He agreed that Gardaí “should investigate every allegation, every credible allegation of abuse” including claims against “many of the abusers who are dead”.
Asked if Gardaí should investigate the Order’s handling of allegations against Marmion, Fr McVerry said that in his opinion “there is no criminal case to answer” for the Jesuits.
The 78 year-old founder of the Peter McVerry Trust said some senior individuals within the order “have admitted they didn’t act immediately and effectively” and he believed these individuals “have a moral case to answer”.
However, he added: “In those days it wasn’t the norm to report abusers to the Gardaí. Today, they would be reported to the Gardaí, to Tulsa, to the child care agencies We are in a very different scenario today than we were 20 or 30 years ago,” he said.
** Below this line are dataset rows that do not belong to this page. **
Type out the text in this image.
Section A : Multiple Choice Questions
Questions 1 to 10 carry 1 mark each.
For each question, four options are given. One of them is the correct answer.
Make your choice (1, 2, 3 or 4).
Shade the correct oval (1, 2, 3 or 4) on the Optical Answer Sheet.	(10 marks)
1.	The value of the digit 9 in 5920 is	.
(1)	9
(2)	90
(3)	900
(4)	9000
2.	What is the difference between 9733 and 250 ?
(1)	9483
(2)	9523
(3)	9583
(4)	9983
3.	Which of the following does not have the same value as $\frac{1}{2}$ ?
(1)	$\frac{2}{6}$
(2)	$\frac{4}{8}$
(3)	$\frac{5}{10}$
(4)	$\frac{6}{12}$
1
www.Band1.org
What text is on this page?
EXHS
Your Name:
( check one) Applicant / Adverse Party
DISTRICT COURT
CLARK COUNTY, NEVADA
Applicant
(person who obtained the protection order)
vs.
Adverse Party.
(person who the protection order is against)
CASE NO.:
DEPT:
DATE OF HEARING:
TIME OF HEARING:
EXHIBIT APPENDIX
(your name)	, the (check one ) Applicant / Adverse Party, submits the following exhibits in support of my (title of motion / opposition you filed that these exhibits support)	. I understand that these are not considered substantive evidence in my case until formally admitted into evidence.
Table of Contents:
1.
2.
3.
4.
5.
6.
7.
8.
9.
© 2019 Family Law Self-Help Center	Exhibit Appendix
A spokeswoman for the Jesuit Order said it has paid out €7.4million in compensation to victims of abuse by Jesuit priests and it was aware of 149 allegations of child abuse in respect of 43 Jesuits, dating back over 80 years.
“The Jesuits want to encourage any person who has been abused in any way at the hands of Fr Joseph Marmion or any other Jesuit to contact them and/or the relevant authorities,” she said.
The Garda Press Office has yet to respond to questions submitted on September 12, and resubmitted on October 4, and again on November 16 this year, which asked if Gardai were conducting enquiries or investigations into Marmion’s abuse of children.
An official response is also awaited to questions submitted to the press office this Wednesday morning asking if Gardaí were making enquiries or investigations into the Jesuits’ handling of the complaints against Fr Marmion.